- Conference: Southwestern Athletic Conference
- East Division
- Record: 2–9 (2–7 SWAC)
- Head coach: Karl Morgan (4th season);
- Offensive coordinator: Alex Jackson (1st season)
- Defensive coordinator: Karl Morgan (4th season)
- Home stadium: Rice–Totten Stadium

= 2013 Mississippi Valley State Delta Devils football team =

American college football season

The 2013 Mississippi Valley State Delta Devils football team represented Mississippi Valley State University as a member of the East Division of the Southwestern Athletic Conference (SWAC) during the 2013 NCAA Division I FCS football season. Led by Karl Morgan in his fourth and final season as head coach, the Delta Devils compiled an overall record of 2–9 and a mark of 2–7 in conference play, placing last out of five teams in the SWAC's East Division.

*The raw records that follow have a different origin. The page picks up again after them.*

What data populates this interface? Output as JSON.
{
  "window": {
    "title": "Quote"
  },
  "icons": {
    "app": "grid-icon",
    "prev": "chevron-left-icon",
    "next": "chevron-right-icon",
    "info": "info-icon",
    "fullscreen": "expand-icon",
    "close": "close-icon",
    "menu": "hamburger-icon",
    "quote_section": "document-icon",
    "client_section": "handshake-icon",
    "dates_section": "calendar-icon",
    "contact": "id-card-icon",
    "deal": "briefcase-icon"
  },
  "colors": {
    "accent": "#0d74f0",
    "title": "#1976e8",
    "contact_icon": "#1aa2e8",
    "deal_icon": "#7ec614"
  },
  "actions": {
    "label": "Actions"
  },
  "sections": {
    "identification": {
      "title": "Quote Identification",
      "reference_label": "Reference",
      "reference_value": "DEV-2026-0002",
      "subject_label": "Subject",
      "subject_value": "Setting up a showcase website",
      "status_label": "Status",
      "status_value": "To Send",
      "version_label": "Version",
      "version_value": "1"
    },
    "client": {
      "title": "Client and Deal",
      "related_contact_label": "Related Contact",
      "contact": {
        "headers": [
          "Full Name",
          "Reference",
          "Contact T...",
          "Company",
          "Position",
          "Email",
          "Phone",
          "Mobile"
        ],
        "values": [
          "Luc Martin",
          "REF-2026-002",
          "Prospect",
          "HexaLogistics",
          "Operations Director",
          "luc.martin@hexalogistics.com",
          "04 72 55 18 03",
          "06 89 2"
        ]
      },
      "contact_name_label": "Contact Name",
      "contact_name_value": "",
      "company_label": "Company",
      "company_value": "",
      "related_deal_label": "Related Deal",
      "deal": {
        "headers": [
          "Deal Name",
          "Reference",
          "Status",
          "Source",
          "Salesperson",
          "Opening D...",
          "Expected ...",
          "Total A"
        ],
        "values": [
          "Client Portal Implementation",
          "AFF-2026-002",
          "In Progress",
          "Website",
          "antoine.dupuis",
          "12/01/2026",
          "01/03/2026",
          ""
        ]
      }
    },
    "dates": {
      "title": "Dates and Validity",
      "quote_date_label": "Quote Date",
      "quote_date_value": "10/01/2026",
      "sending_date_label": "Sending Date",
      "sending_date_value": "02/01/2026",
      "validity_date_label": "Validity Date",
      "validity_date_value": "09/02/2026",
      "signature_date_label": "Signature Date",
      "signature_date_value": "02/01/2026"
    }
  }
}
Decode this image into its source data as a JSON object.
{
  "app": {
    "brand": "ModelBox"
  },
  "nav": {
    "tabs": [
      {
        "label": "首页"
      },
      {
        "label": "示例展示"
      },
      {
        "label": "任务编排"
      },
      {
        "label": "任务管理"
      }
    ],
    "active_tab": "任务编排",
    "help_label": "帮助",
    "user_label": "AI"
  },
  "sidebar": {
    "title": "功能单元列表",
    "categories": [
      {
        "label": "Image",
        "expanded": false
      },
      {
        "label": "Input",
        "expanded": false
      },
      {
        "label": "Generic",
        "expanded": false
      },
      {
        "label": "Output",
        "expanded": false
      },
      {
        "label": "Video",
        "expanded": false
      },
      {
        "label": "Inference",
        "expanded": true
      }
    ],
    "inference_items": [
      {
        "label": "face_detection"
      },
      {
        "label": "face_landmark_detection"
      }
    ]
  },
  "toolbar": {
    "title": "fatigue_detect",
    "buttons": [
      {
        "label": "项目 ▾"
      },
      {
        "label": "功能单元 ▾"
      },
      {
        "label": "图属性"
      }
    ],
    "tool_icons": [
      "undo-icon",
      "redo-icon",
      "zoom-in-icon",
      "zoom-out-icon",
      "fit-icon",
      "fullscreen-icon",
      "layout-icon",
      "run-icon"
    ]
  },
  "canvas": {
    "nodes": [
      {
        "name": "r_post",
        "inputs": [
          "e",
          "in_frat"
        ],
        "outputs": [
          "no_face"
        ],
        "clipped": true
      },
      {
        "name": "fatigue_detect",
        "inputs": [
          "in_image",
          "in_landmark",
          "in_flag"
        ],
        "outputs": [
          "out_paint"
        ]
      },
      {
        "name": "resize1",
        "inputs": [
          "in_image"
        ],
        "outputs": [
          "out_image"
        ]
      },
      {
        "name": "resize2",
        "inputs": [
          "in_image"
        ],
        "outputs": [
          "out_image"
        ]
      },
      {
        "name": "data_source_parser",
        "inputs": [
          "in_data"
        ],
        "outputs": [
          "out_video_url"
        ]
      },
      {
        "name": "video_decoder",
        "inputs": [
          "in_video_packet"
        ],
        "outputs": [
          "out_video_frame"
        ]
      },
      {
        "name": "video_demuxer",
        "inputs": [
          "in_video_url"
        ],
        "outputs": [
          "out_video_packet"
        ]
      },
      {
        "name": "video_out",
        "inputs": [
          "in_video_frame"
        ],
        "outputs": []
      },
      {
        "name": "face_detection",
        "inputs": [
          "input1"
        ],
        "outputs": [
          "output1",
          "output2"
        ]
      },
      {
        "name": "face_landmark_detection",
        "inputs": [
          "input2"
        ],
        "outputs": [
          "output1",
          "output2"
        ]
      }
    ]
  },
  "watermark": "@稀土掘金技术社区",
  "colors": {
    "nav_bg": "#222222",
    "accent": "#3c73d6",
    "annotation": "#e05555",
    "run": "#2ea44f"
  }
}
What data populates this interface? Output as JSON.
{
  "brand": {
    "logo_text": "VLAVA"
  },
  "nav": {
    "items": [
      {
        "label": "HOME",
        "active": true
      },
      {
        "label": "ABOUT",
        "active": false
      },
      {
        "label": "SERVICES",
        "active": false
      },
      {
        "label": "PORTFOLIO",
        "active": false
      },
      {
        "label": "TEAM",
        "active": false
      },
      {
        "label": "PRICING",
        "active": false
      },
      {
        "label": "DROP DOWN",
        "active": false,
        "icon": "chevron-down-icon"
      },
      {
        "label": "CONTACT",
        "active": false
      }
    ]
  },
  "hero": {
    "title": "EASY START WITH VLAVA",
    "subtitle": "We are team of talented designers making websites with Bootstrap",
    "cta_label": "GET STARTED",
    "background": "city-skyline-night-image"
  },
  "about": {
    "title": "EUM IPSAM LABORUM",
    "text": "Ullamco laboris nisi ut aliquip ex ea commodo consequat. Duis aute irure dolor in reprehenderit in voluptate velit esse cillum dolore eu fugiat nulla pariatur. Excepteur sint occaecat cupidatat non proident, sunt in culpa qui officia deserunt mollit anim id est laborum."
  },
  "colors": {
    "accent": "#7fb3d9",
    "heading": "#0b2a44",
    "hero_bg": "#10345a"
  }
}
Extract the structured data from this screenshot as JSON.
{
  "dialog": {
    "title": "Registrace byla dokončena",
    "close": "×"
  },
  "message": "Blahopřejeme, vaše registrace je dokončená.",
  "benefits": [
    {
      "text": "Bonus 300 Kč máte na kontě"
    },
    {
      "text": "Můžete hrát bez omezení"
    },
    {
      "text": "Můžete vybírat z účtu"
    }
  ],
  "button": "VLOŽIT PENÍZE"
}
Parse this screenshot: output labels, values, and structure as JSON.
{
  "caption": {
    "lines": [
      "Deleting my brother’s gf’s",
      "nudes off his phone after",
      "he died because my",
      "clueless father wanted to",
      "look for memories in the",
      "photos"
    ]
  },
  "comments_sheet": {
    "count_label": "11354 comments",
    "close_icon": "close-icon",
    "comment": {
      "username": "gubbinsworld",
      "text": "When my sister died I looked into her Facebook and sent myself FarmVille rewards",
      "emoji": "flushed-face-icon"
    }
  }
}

Mississippi Valley State played home games at Rice–Totten Stadium in Itta Bena, Mississippi.

==Preseason==
Mississippi Valley State entered the season with a new offensive coordinator, Alex Jackson, who was in his third season overall with the staff, after former offensive coordinator Ramon Flanigan became the head coach at Lincoln University. On media day, Mississippi Valley State State was picked to finish fourth in the Eastern Division of the SWAC. The team had two players, defensive lineman Robert Simpson and defensive back Kevin Euegene, selected to the Pre-Season All-SWAC 1st Team Defense. Two players, wide receiver Julian Staford and offensive lineman Antonio Griggs, were selected as part of the All-SWAC 2nd Team Offense.

==Schedule==

| Date | Time | Opponent | Site | TV | Result | Attendance |
| September 1 | 10:45 am | vs. Florida A&M* | Florida Citrus Bowl; Orlando, FL (MEAC/SWAC Challenge); | ESPNU | L 10–27 | 24,376 |
| September 7 | 1:00 pm | Delta State* | Rice–Totten Stadium; Itta Bena, MS; |  | L 14–24 | 2,139 |
| September 14 | 2:00 pm | at Alcorn State | Casem-Spinks Stadium; Lorman, MS; |  | L 28–35 | 2,565 |
| September 21 | 1:00 pm | Southern | Rice–Totten Stadium; Itta Bena, MS; |  | L 7–17 | 3,986 |
| October 5 | 2:00 pm | at Alabama A&M | Louis Crews Stadium; Huntsville, AL; |  | W 28–9 | 12,873 |
| October 12 | 2:00 pm | Jackson State | Rice–Totten Stadium; Itta Bena, MS; |  | L 17–26 | 10,042 |
| October 19 | 2:00 pm | at Prairie View A&M | Edward L. Blackshear Field; Prairie View, TX; |  | L 14–51 | 12,000 |
| October 26 | 2:00 pm | Arkansas–Pine Bluff | Rice–Totten Stadium; Itta Bena, MS; |  | L 18–38 | 8,632 |
| November 2 | 2:00 pm | at Grambling State | Eddie Robinson Stadium; Grambling, LA; |  | L 40–47 | 10,155 |
| November 9 | 1:00 pm | Texas Southern | Rice–Totten Stadium; Itta Bena, MS; |  | W 20–17 | 2,706 |
| November 16 | 1:00 pm | Alabama State | Rice–Totten Stadium; Itta Bena, MS; |  | L 7–19 | 1,873 |
*Non-conference game; Homecoming; All times are in Central time;

==Media==
All Delta Devils games were carried live on WVSD radio and online through ChristianNetcast.